Empat dimensi kekuasaan
Sejak Robert H Dahl menggulirkan definisi mengenai kekuasaan, wacana tentangnya berkembang. Dahl menjelaskan, A memiliki kekuasaan atas B apabila A dapat memengaruhi B untuk melakukan sesuatu yang sebenarnya tak dikehendaki B. Dalam Concise Dictionary of Politics, McLean dan McMillan (2003) memperjelas bahwa A punya pengaruh atas pilihan dan tindakan B, selain A memiliki kapasitas menggerakkan pilihan dan langkah B, sekaligus dalam mengesampingkan perlawanan B. Hubungan A dan B adalah bagian dari suatu struktur sosial dan cenderung terus berlangsung.
Kekuasaan versi Dahl ini dikategorikan sebagai pandangan satu dimensi kekuasaan (one-dimensional view of power). Intinya, ia memfokuskan pengamatannya pada tingkah laku aktor politik dalam proses pengambilan keputusan terhadap berbagai isu kunci, yang memunculkan konflik aktual antar-kepentingan subyektif yang sifatnya bisa diamati. Kepentingan dilihat sebagai pilihan-pilihan kebijakan yang diungkapkan melalui partisipasi politik sehingga konflik kepentingan identik dengan konflik preferensi kebijakan.

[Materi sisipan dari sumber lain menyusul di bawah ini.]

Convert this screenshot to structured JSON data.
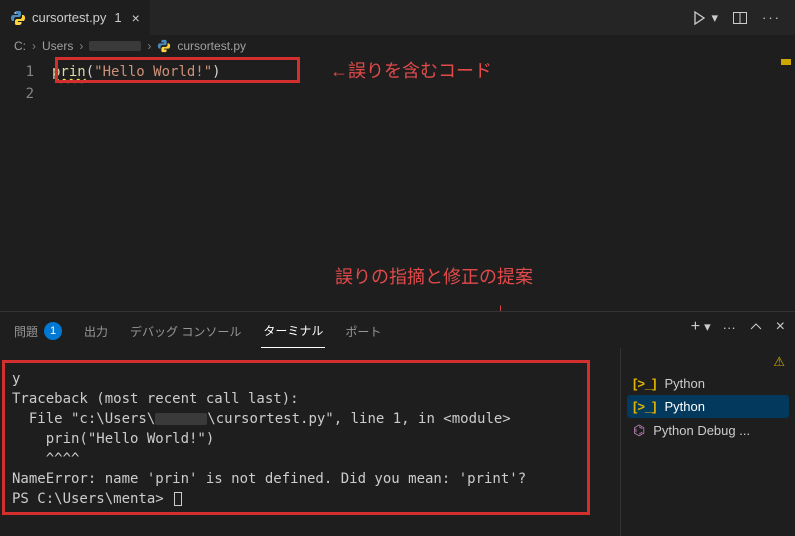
{
  "tab": {
    "filename": "cursortest.py",
    "dirty_indicator": "1",
    "close_glyph": "×"
  },
  "breadcrumb": {
    "seg0": "C:",
    "seg1": "Users",
    "seg2_redacted": true,
    "file": "cursortest.py",
    "sep": "›"
  },
  "editor": {
    "lines": [
      {
        "n": "1",
        "fn": "prin",
        "paren_open": "(",
        "str": "\"Hello World!\"",
        "paren_close": ")"
      },
      {
        "n": "2"
      }
    ]
  },
  "annotations": {
    "code_box": "←誤りを含むコード",
    "terminal_header": "誤りの指摘と修正の提案"
  },
  "panel": {
    "tabs": {
      "problems": "問題",
      "problems_badge": "1",
      "output": "出力",
      "debug_console": "デバッグ コンソール",
      "terminal": "ターミナル",
      "ports": "ポート"
    },
    "actions": {
      "new": "+",
      "more": "···",
      "maximize": "^",
      "close": "×"
    }
  },
  "terminal": {
    "pre_line": "y",
    "l1": "Traceback (most recent call last):",
    "l2a": "  File \"c:\\Users\\",
    "l2b": "\\cursortest.py\", line 1, in <module>",
    "l3": "    prin(\"Hello World!\")",
    "l4": "    ^^^^",
    "l5": "NameError: name 'prin' is not defined. Did you mean: 'print'?",
    "prompt": "PS C:\\Users\\menta> "
  },
  "terminal_sidebar": {
    "item1": "Python",
    "item2": "Python",
    "item3": "Python Debug ..."
  },
  "colors": {
    "annotation_red": "#e24a4a",
    "highlight_box": "#d32f2f",
    "selection_blue": "#04395e"
  }
}
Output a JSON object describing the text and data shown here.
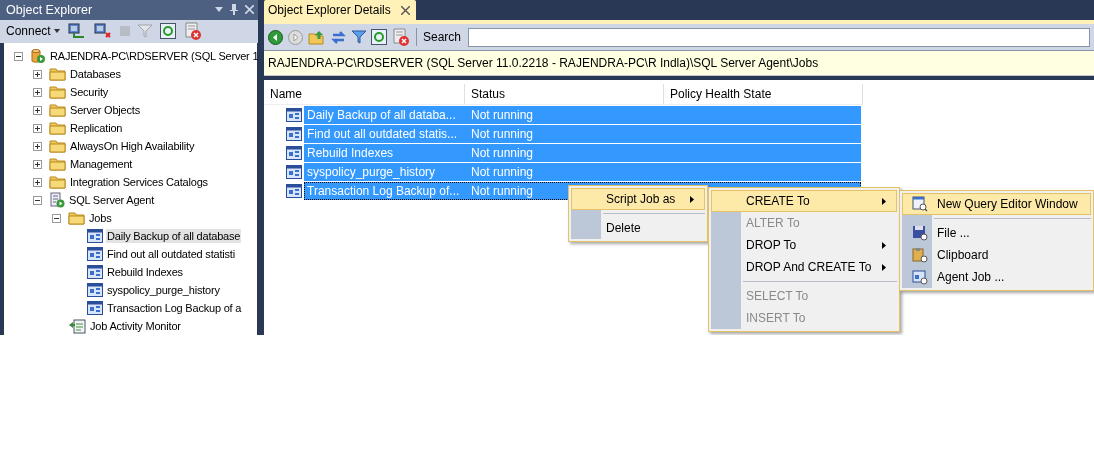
{
  "object_explorer": {
    "title": "Object Explorer",
    "toolbar": {
      "connect": "Connect"
    },
    "tree": [
      {
        "label": "RAJENDRA-PC\\RDSERVER (SQL Server 1",
        "kind": "server",
        "expanded": true,
        "selected": false,
        "children": [
          {
            "label": "Databases",
            "kind": "folder",
            "expanded": false,
            "selected": false
          },
          {
            "label": "Security",
            "kind": "folder",
            "expanded": false,
            "selected": false
          },
          {
            "label": "Server Objects",
            "kind": "folder",
            "expanded": false,
            "selected": false
          },
          {
            "label": "Replication",
            "kind": "folder",
            "expanded": false,
            "selected": false
          },
          {
            "label": "AlwaysOn High Availability",
            "kind": "folder",
            "expanded": false,
            "selected": false
          },
          {
            "label": "Management",
            "kind": "folder",
            "expanded": false,
            "selected": false
          },
          {
            "label": "Integration Services Catalogs",
            "kind": "folder",
            "expanded": false,
            "selected": false
          },
          {
            "label": "SQL Server Agent",
            "kind": "agent",
            "expanded": true,
            "selected": false,
            "children": [
              {
                "label": "Jobs",
                "kind": "folder",
                "expanded": true,
                "selected": false,
                "children": [
                  {
                    "label": "Daily Backup of all database",
                    "kind": "job",
                    "selected": true
                  },
                  {
                    "label": "Find out all outdated statisti",
                    "kind": "job",
                    "selected": false
                  },
                  {
                    "label": "Rebuild Indexes",
                    "kind": "job",
                    "selected": false
                  },
                  {
                    "label": "syspolicy_purge_history",
                    "kind": "job",
                    "selected": false
                  },
                  {
                    "label": "Transaction Log Backup of a",
                    "kind": "job",
                    "selected": false
                  }
                ]
              },
              {
                "label": "Job Activity Monitor",
                "kind": "monitor",
                "selected": false
              }
            ]
          }
        ]
      }
    ]
  },
  "details": {
    "tab": {
      "label": "Object Explorer Details"
    },
    "search": {
      "label": "Search"
    },
    "path": "RAJENDRA-PC\\RDSERVER (SQL Server 11.0.2218 - RAJENDRA-PC\\R Indla)\\SQL Server Agent\\Jobs",
    "table": {
      "columns": [
        "Name",
        "Status",
        "Policy Health State"
      ],
      "rows": [
        {
          "name": "Daily Backup of all databa...",
          "status": "Not running",
          "selected": true,
          "focused": false
        },
        {
          "name": "Find out all outdated statis...",
          "status": "Not running",
          "selected": true,
          "focused": false
        },
        {
          "name": "Rebuild Indexes",
          "status": "Not running",
          "selected": true,
          "focused": false
        },
        {
          "name": "syspolicy_purge_history",
          "status": "Not running",
          "selected": true,
          "focused": false
        },
        {
          "name": "Transaction Log Backup of...",
          "status": "Not running",
          "selected": true,
          "focused": true
        }
      ]
    }
  },
  "context_menus": [
    {
      "items": [
        {
          "kind": "item",
          "label": "Script Job as",
          "highlighted": true,
          "disabled": false,
          "submenu": true
        },
        {
          "kind": "separator"
        },
        {
          "kind": "item",
          "label": "Delete",
          "highlighted": false,
          "disabled": false,
          "submenu": false
        }
      ]
    },
    {
      "items": [
        {
          "kind": "item",
          "label": "CREATE To",
          "highlighted": true,
          "disabled": false,
          "submenu": true
        },
        {
          "kind": "item",
          "label": "ALTER To",
          "highlighted": false,
          "disabled": true,
          "submenu": false
        },
        {
          "kind": "item",
          "label": "DROP To",
          "highlighted": false,
          "disabled": false,
          "submenu": true
        },
        {
          "kind": "item",
          "label": "DROP And CREATE To",
          "highlighted": false,
          "disabled": false,
          "submenu": true
        },
        {
          "kind": "separator"
        },
        {
          "kind": "item",
          "label": "SELECT To",
          "highlighted": false,
          "disabled": true,
          "submenu": false
        },
        {
          "kind": "item",
          "label": "INSERT To",
          "highlighted": false,
          "disabled": true,
          "submenu": false
        }
      ]
    },
    {
      "items": [
        {
          "kind": "item",
          "label": "New Query Editor Window",
          "highlighted": true,
          "disabled": false,
          "submenu": false
        },
        {
          "kind": "separator"
        },
        {
          "kind": "item",
          "label": "File ...",
          "highlighted": false,
          "disabled": false,
          "submenu": false
        },
        {
          "kind": "item",
          "label": "Clipboard",
          "highlighted": false,
          "disabled": false,
          "submenu": false
        },
        {
          "kind": "item",
          "label": "Agent Job ...",
          "highlighted": false,
          "disabled": false,
          "submenu": false
        }
      ]
    }
  ]
}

Pandangan dua dimensi kekuasaan (two-dimensional view of power) yang dikemukakan Bachrach dan Baratz, melihat kekuasaan tidak sekadar melibatkan para pengambil keputusan, tetapi juga yang bukan pengambil keputusan. Lantas, pandangan tiga dimensi kekuasaan (three-dimensional power), sebagaimana disampaikan Lukes, melihat kekuasaan mungkin saja digunakan dalam situasi konflik potensial atau laten. Lukes berpendapat penggunaan kekuasaan adalah suatu fungsi dari kekuatan kolektif dan pengaturan sosial.

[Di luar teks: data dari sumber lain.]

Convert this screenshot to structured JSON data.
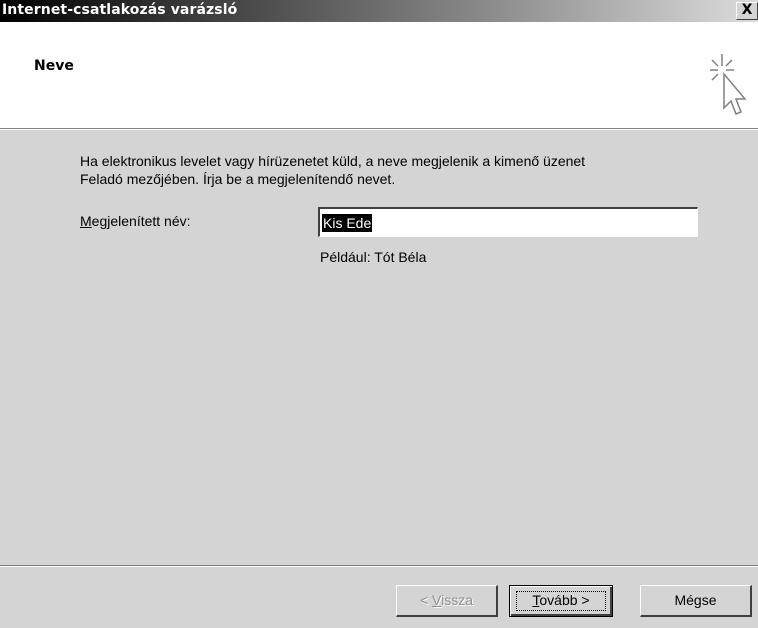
{
  "window": {
    "title": "Internet-csatlakozás varázsló",
    "close_glyph": "X"
  },
  "header": {
    "title": "Neve",
    "icon": "wizard-cursor-sparkle-icon"
  },
  "main": {
    "description_line1": "Ha elektronikus levelet vagy hírüzenetet küld, a neve megjelenik a kimenő üzenet",
    "description_line2": "Feladó mezőjében. Írja be a megjelenítendő nevet.",
    "display_name_label_access": "M",
    "display_name_label_rest": "egjelenített név:",
    "display_name_value": "Kis Ede",
    "example_text": "Például: Tót Béla"
  },
  "buttons": {
    "back_prefix": "< ",
    "back_access": "V",
    "back_rest": "issza",
    "next_access": "T",
    "next_rest": "ovább >",
    "cancel_label": "Mégse"
  }
}
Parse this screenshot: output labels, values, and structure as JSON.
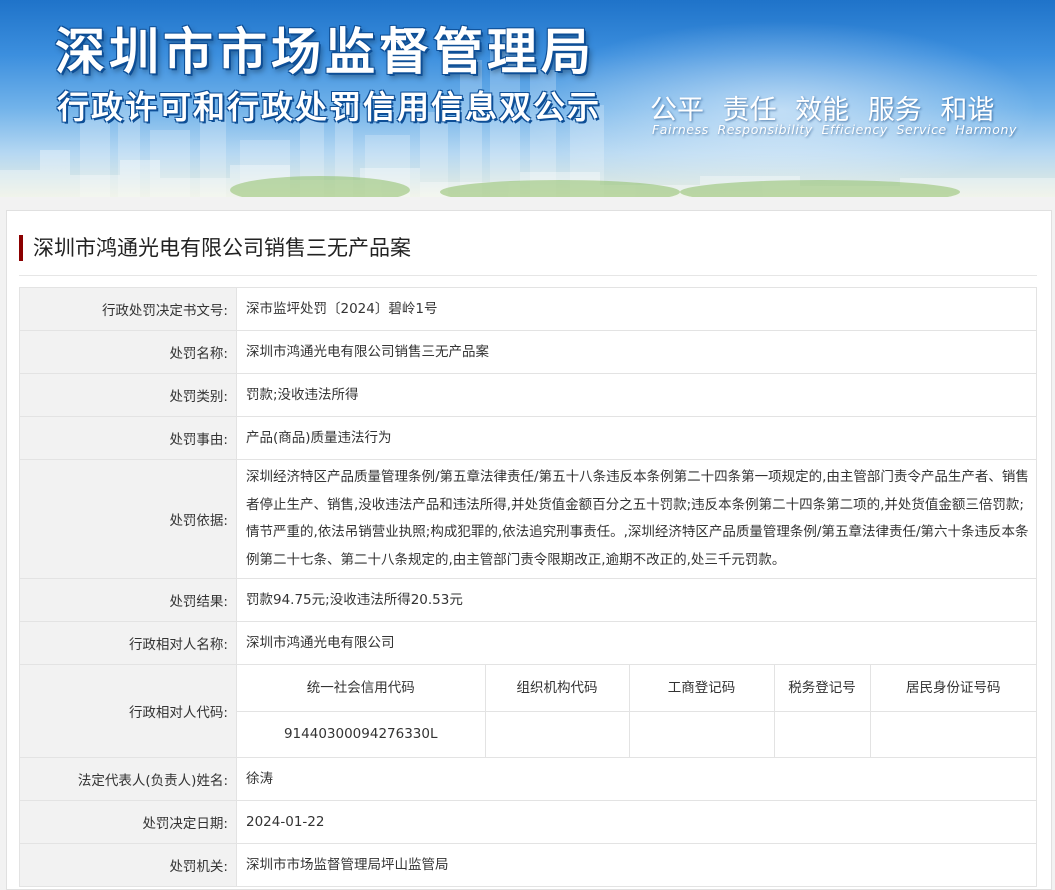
{
  "banner": {
    "title": "深圳市市场监督管理局",
    "subtitle": "行政许可和行政处罚信用信息双公示",
    "values_cn": "公平 责任 效能 服务 和谐",
    "values_en": "Fairness Responsibility Efficiency Service Harmony"
  },
  "case": {
    "title": "深圳市鸿通光电有限公司销售三无产品案"
  },
  "rows": {
    "decision_no": {
      "label": "行政处罚决定书文号:",
      "value": "深市监坪处罚〔2024〕碧岭1号"
    },
    "penalty_name": {
      "label": "处罚名称:",
      "value": "深圳市鸿通光电有限公司销售三无产品案"
    },
    "penalty_type": {
      "label": "处罚类别:",
      "value": "罚款;没收违法所得"
    },
    "penalty_reason": {
      "label": "处罚事由:",
      "value": "产品(商品)质量违法行为"
    },
    "penalty_basis": {
      "label": "处罚依据:",
      "value": "深圳经济特区产品质量管理条例/第五章法律责任/第五十八条违反本条例第二十四条第一项规定的,由主管部门责令产品生产者、销售者停止生产、销售,没收违法产品和违法所得,并处货值金额百分之五十罚款;违反本条例第二十四条第二项的,并处货值金额三倍罚款;情节严重的,依法吊销营业执照;构成犯罪的,依法追究刑事责任。,深圳经济特区产品质量管理条例/第五章法律责任/第六十条违反本条例第二十七条、第二十八条规定的,由主管部门责令限期改正,逾期不改正的,处三千元罚款。"
    },
    "penalty_result": {
      "label": "处罚结果:",
      "value": "罚款94.75元;没收违法所得20.53元"
    },
    "party_name": {
      "label": "行政相对人名称:",
      "value": "深圳市鸿通光电有限公司"
    },
    "party_codes": {
      "label": "行政相对人代码:",
      "headers": [
        "统一社会信用代码",
        "组织机构代码",
        "工商登记码",
        "税务登记号",
        "居民身份证号码"
      ],
      "values": [
        "91440300094276330L",
        "",
        "",
        "",
        ""
      ]
    },
    "legal_rep": {
      "label": "法定代表人(负责人)姓名:",
      "value": "徐涛"
    },
    "decision_date": {
      "label": "处罚决定日期:",
      "value": "2024-01-22"
    },
    "authority": {
      "label": "处罚机关:",
      "value": "深圳市市场监督管理局坪山监管局"
    }
  }
}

Selanjutnya, pandangan dimensi keempat kekuasaan (four-dimensional view of power), sebagaimana disampaikan Isaac dan Benton, melihat kekuasaan pada individu sebagai bagian dari produk lingkungan sosialnya. Karena itu, analisis kekuasaan dan kepentingan tidak dapat dipisahkan dari struktur sosial di mana aktor-aktor tersebut terlibat dan berpartisipasi. Kekuasaan dimiliki dan digunakan oleh masing-masing sebagai individu, tetapi oleh orang dalam kapasitasnya sebagai yang memiliki posisi dan peranan tertentu dalam masyarakatnya.

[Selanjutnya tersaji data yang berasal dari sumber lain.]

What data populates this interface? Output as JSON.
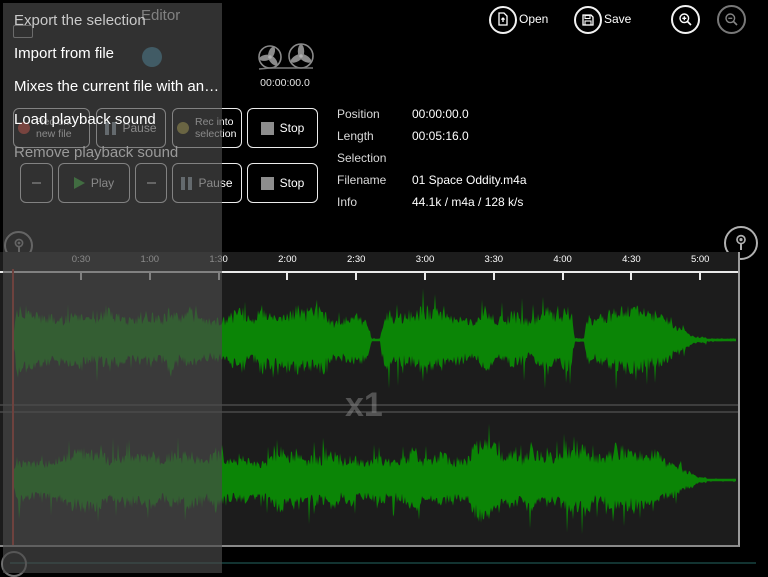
{
  "window": {
    "title": "Editor"
  },
  "context_menu": {
    "items": [
      {
        "label": "Export the selection"
      },
      {
        "label": "Import from file"
      },
      {
        "label": "Mixes the current file with an…"
      },
      {
        "label": "Load playback sound"
      },
      {
        "label": "Remove playback sound"
      }
    ]
  },
  "toolbar": {
    "open_label": "Open",
    "save_label": "Save"
  },
  "tape_display": {
    "timecode": "00:00:00.0"
  },
  "info_panel": {
    "rows": [
      {
        "label": "Position",
        "value": "00:00:00.0"
      },
      {
        "label": "Length",
        "value": "00:05:16.0"
      },
      {
        "label": "Selection",
        "value": ""
      },
      {
        "label": "Filename",
        "value": "01 Space Oddity.m4a"
      },
      {
        "label": "Info",
        "value": "44.1k / m4a / 128 k/s"
      }
    ]
  },
  "transport": {
    "rec_new_label": "Rec on new file",
    "pause_label": "Pause",
    "rec_selection_label": "Rec into selection",
    "stop_label": "Stop",
    "play_label": "Play"
  },
  "timeline": {
    "labels": [
      "0:30",
      "1:00",
      "1:30",
      "2:00",
      "2:30",
      "3:00",
      "3:30",
      "4:00",
      "4:30",
      "5:00"
    ],
    "zoom_level_label": "x1"
  },
  "waveform": {
    "color": "#0b8506"
  }
}
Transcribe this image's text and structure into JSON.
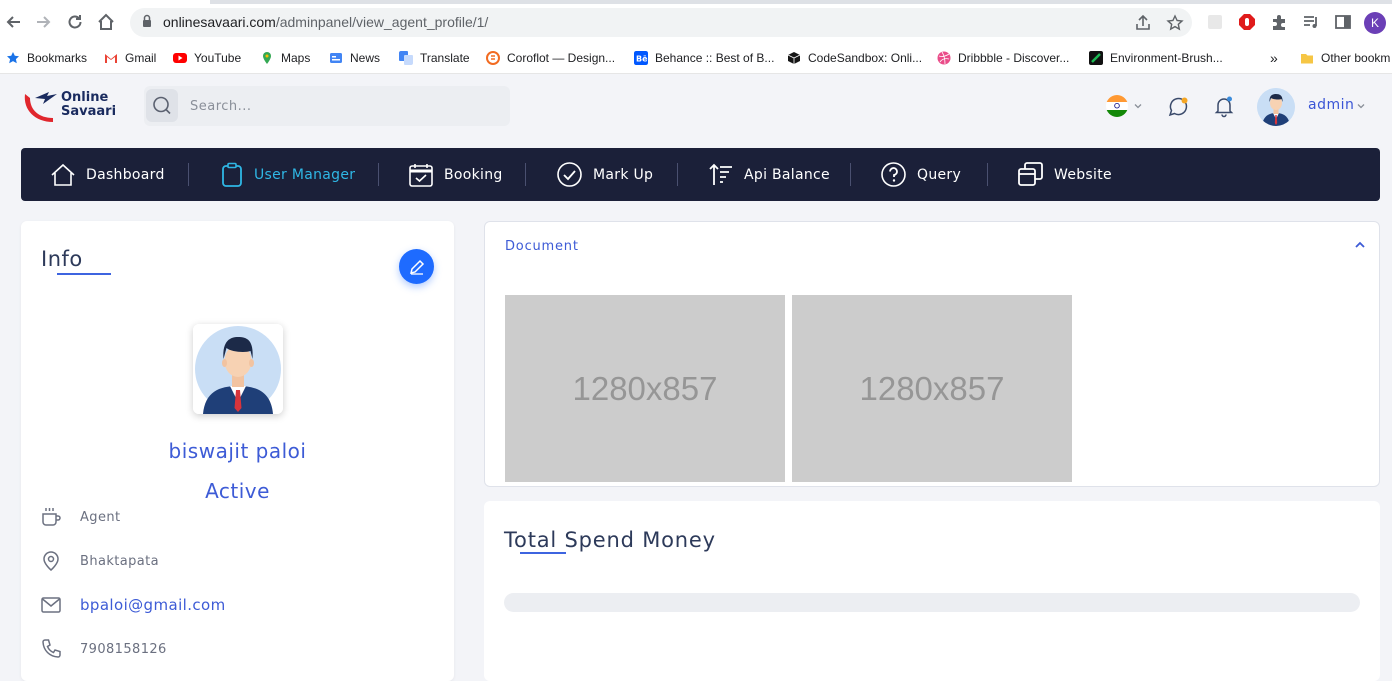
{
  "browser": {
    "url_host": "onlinesavaari.com",
    "url_path": "/adminpanel/view_agent_profile/1/",
    "profile_initial": "K",
    "bookmarks": [
      {
        "label": "Bookmarks",
        "color": "#1a73e8"
      },
      {
        "label": "Gmail",
        "color": "#ea4335"
      },
      {
        "label": "YouTube",
        "color": "#ff0000"
      },
      {
        "label": "Maps",
        "color": "#34a853"
      },
      {
        "label": "News",
        "color": "#4285f4"
      },
      {
        "label": "Translate",
        "color": "#4285f4"
      },
      {
        "label": "Coroflot — Design...",
        "color": "#f26b21"
      },
      {
        "label": "Behance :: Best of B...",
        "color": "#0057ff"
      },
      {
        "label": "CodeSandbox: Onli...",
        "color": "#151515"
      },
      {
        "label": "Dribbble - Discover...",
        "color": "#ea4c89"
      },
      {
        "label": "Environment-Brush...",
        "color": "#1db954"
      },
      {
        "label": "Other bookm",
        "color": "#f6c644"
      }
    ],
    "more_bookmarks": "»"
  },
  "app": {
    "logo_line1": "Online",
    "logo_line2": "Savaari",
    "search_placeholder": "Search...",
    "user_name": "admin",
    "accent": "#3d5bd6",
    "navbar_bg": "#1b2039",
    "nav": [
      {
        "label": "Dashboard",
        "icon": "home-icon"
      },
      {
        "label": "User Manager",
        "icon": "clipboard-icon",
        "active": true
      },
      {
        "label": "Booking",
        "icon": "calendar-icon"
      },
      {
        "label": "Mark Up",
        "icon": "check-circle-icon"
      },
      {
        "label": "Api Balance",
        "icon": "sort-icon"
      },
      {
        "label": "Query",
        "icon": "help-circle-icon"
      },
      {
        "label": "Website",
        "icon": "windows-icon"
      }
    ]
  },
  "info": {
    "title": "Info",
    "name": "biswajit paloi",
    "status": "Active",
    "rows": [
      {
        "icon": "coffee-icon",
        "text": "Agent"
      },
      {
        "icon": "map-pin-icon",
        "text": "Bhaktapata"
      },
      {
        "icon": "mail-icon",
        "text": "bpaloi@gmail.com"
      },
      {
        "icon": "phone-icon",
        "text": "7908158126"
      }
    ]
  },
  "document": {
    "title": "Document",
    "images": [
      "1280x857",
      "1280x857"
    ]
  },
  "spend": {
    "title": "Total Spend Money",
    "progress": 0
  }
}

Pandangan-pandangan tersebut saling melengkapi. Kekuasaan itu, meminjam Daniel Dhakidae (2015), "Begitu nyata, sekaligus juga begitu misterius". Dimensi kekuasaan mengaitkannya dengan kebijakan dan tanggung jawab sosial. Apakah kekuasaan itu tampak atau misterius, kalau sudah menyangkut kebijakan, urusannya publik dirugikan atau tidak baik jangka pendek atau panjang.